Picture this – You’re on a combat mission in the no-fly zone in southern Iraq at 19,000 feet. Your wingman is 2 miles away directly to your left. Suddenly, you hear him scream over the radio. “Break Right, Break Right! Missile launch your 6 O’clock!!

Instinctively, you crank the stick to the right, bank the aircraft 90 degrees, and pull back as hard as you can as the g forces compress you back into the seat. You lower the nose, go to afterburner, and dispense chaff to break the radar lock. Luckily for you, it runs out of energy and detonates 1,000 feet from your. You survived!


Just another day in the life of the fighter pilot…

What do you think made surviving that attack possible?

  1. Without hesitation, you took your wingman’s advice when he said ‘break right!”
  2. You successfully applied the evasive maneuver procedures.
  3. Your wingman never lost sight of you.

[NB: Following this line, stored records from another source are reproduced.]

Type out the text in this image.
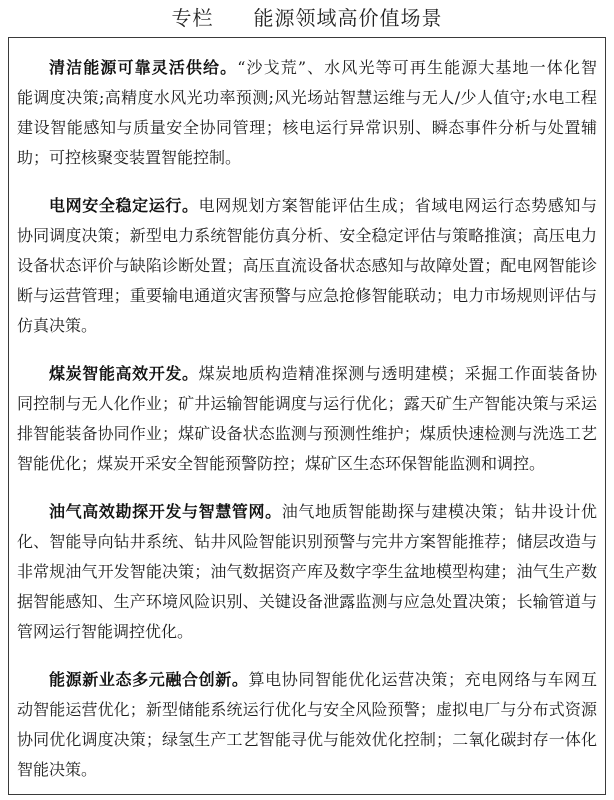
专栏 能源领域高价值场景
清洁能源可靠灵活供给。“沙戈荒”、水风光等可再生能源大基地一体化智
能调度决策;高精度水风光功率预测;风光场站智慧运维与无人/少人值守;水电工程
建设智能感知与质量安全协同管理；核电运行异常识别、瞬态事件分析与处置辅
助；可控核聚变装置智能控制。
电网安全稳定运行。电网规划方案智能评估生成；省域电网运行态势感知与
协同调度决策；新型电力系统智能仿真分析、安全稳定评估与策略推演；高压电力
设备状态评价与缺陷诊断处置；高压直流设备状态感知与故障处置；配电网智能诊
断与运营管理；重要输电通道灾害预警与应急抢修智能联动；电力市场规则评估与
仿真决策。
煤炭智能高效开发。煤炭地质构造精准探测与透明建模；采掘工作面装备协
同控制与无人化作业；矿井运输智能调度与运行优化；露天矿生产智能决策与采运
排智能装备协同作业；煤矿设备状态监测与预测性维护；煤质快速检测与洗选工艺
智能优化；煤炭开采安全智能预警防控；煤矿区生态环保智能监测和调控。
油气高效勘探开发与智慧管网。油气地质智能勘探与建模决策；钻井设计优
化、智能导向钻井系统、钻井风险智能识别预警与完井方案智能推荐；储层改造与
非常规油气开发智能决策；油气数据资产库及数字孪生盆地模型构建；油气生产数
据智能感知、生产环境风险识别、关键设备泄露监测与应急处置决策；长输管道与
管网运行智能调控优化。
能源新业态多元融合创新。算电协同智能优化运营决策；充电网络与车网互
动智能运营优化；新型储能系统运行优化与安全风险预警；虚拟电厂与分布式资源
协同优化调度决策；绿氢生产工艺智能寻优与能效优化控制；二氧化碳封存一体化
智能决策。
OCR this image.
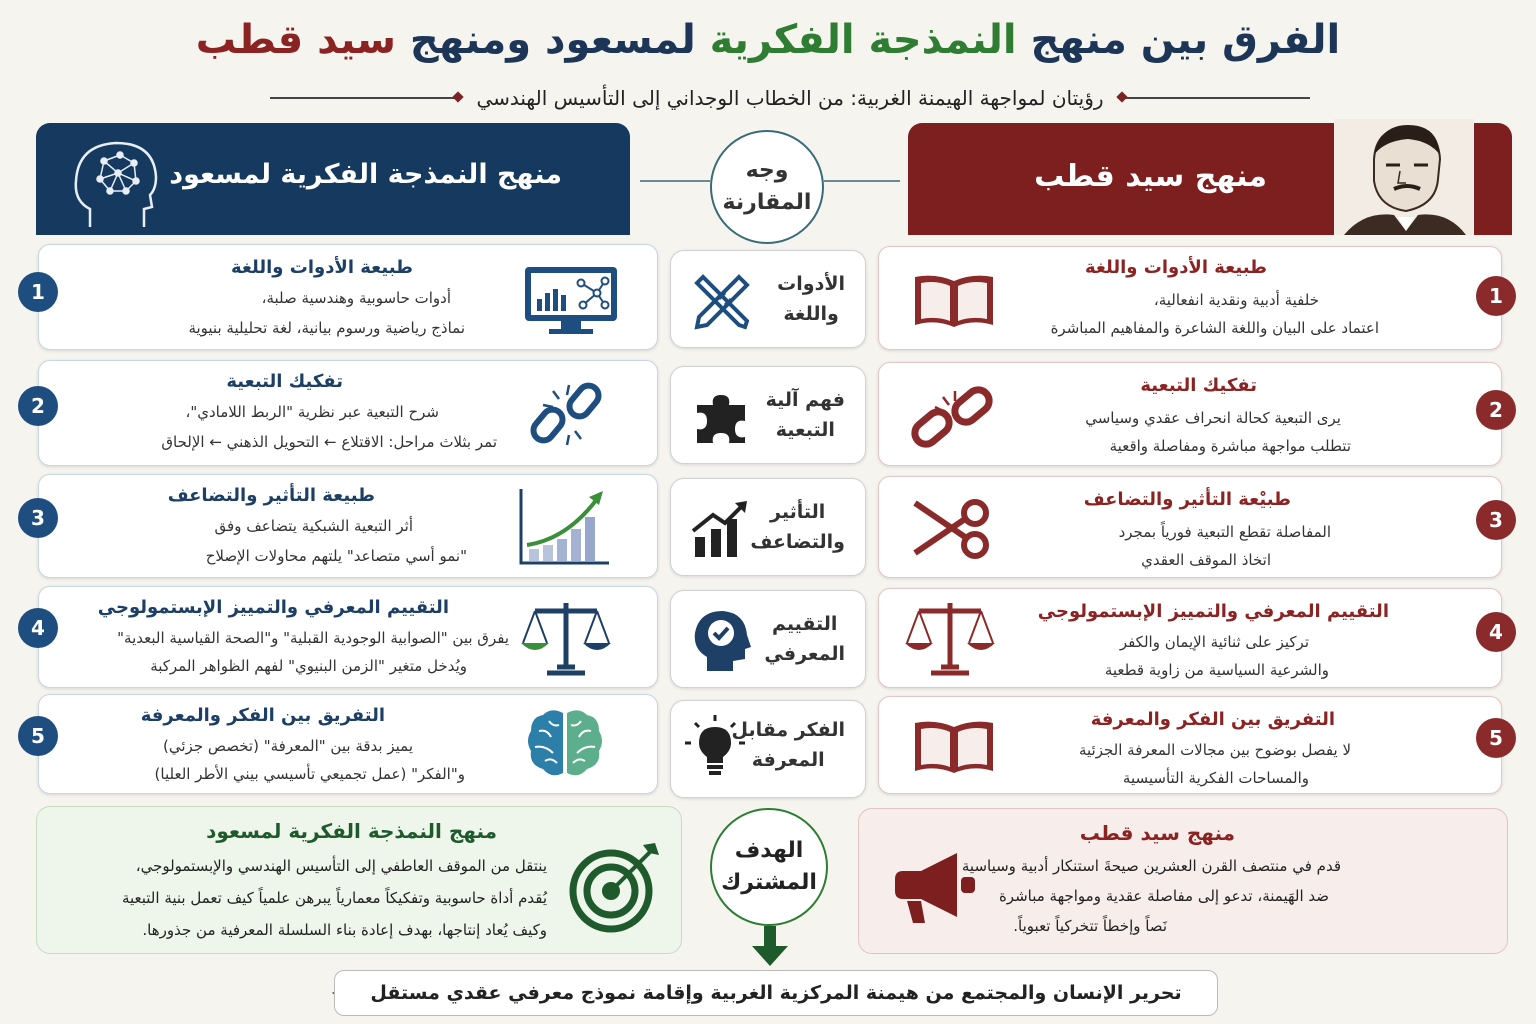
الفرق بين منهج النمذجة الفكرية لمسعود ومنهج سيد قطب
رؤيتان لمواجهة الهيمنة الغربية: من الخطاب الوجداني إلى التأسيس الهندسي
منهج سيد قطب
منهج النمذجة الفكرية لمسعود	وجه
المقارنة
طبيعة الأدوات واللغة
خلفية أدبية ونقدية انفعالية،
اعتماد على البيان واللغة الشاعرة والمفاهيم المباشرة
تفكيك التبعية
يرى التبعية كحالة انحراف عقدي وسياسي
تتطلب مواجهة مباشرة ومفاصلة واقعية
طبيْعة التأثير والتضاعف
المفاصلة تقطع التبعية فورياً بمجرد
اتخاذ الموقف العقدي
التقييم المعرفي والتمييز الإبستمولوجي
تركيز على ثنائية الإيمان والكفر
والشرعية السياسية من زاوية قطعية
التفريق بين الفكر والمعرفة
لا يفصل بوضوح بين مجالات المعرفة الجزئية
والمساحات الفكرية التأسيسية
1
2
3
4
5
الأدوات
واللغة
فهم آلية
التبعية
التأثير
والتضاعف
التقييم
المعرفي
الفكر مقابل
المعرفة
طبيعة الأدوات واللغة
أدوات حاسوبية وهندسية صلبة،
نماذج رياضية ورسوم بيانية، لغة تحليلية بنيوية
تفكيك التبعية
شرح التبعية عبر نظرية "الربط اللامادي"،
تمر بثلاث مراحل: الاقتلاع ← التحويل الذهني ← الإلحاق
طبيعة التأثير والتضاعف
أثر التبعية الشبكية يتضاعف وفق
"نمو أسي متصاعد" يلتهم محاولات الإصلاح
التقييم المعرفي والتمييز الإبستمولوجي
يفرق بين "الصوابية الوجودية القبلية" و"الصحة القياسية البعدية"
ويُدخل متغير "الزمن البنيوي" لفهم الظواهر المركبة
التفريق بين الفكر والمعرفة
يميز بدقة بين "المعرفة" (تخصص جزئي)
و"الفكر" (عمل تجميعي تأسيسي بيني الأطر العليا)
1
2
3
4
5
منهج سيد قطب
قدم في منتصف القرن العشرين صيحةَ استنكار أدبية وسياسية
ضد الهَيمنة، تدعو إلى مفاصلة عقدية ومواجهة مباشرة
نَصاً وإخطاً تتخركياً تعبوياً.
منهج النمذجة الفكرية لمسعود
ينتقل من الموقف العاطفي إلى التأسيس الهندسي والإبستمولوجي،
يُقدم أداة حاسوبية وتفكيكاً معمارياً يبرهن علمياً كيف تعمل بنية التبعية
وكيف يُعاد إنتاجها، بهدف إعادة بناء السلسلة المعرفية من جذورها.
الهدف
المشترك
تحرير الإنسان والمجتمع من هيمنة المركزية الغربية وإقامة نموذج معرفي عقدي مستقل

Each day, you’re flying missions at work and at home. They may not be as intense as combat, but the pressures and threats are just as real. The key to winning these missions lies with your wingmen – your trusted partners. They can be your coworkers, your supervisors, your spouse or your best friend.

Are you aware of the wingmen in your life? Are you backing each other up, ‘checking-6’ for threats, and calling out ‘break right” when necessary? Most importantly, when your wingman says ‘break right’, will you:

  1. Heed their call? Or,
  2. Question them, doubt their credibility, or resent them for judging you?

The choice you make in that moment is critical. Heed the call and avoid getting shot down. Or, ignore the warning and you or someone you know may get hurt.

Being a wingman implies shared responsibility. You not only need to listen (and act) when you hear “Break Right,” you need to be willing to call it out as well. A good wingman checks your blind spots for threats and will also recognize when you’re not functioning at “maximum performance.” They don’t hesitate to call out a “Break Right” in order to help you refocus on the mission and perhaps avoid a fatal business (or life) mistake.

The key is self leadershipaccountability, and trusting those working beside you. It means being open to feedback and heeding the warning calls that your wingmen may send you. Then, by taking action (re-focusing your attention and adjusting your flight path), you’ll avoid the missiles, get back on target and continue the mission safely and effectively.

So I invite you – my fellow wingmen – to look around the skies and identify those wingmen that may need to hear you say “break right!” Just as important, keep an ear out for their calls too. Your co-workers, customers, and even your family may depend on it.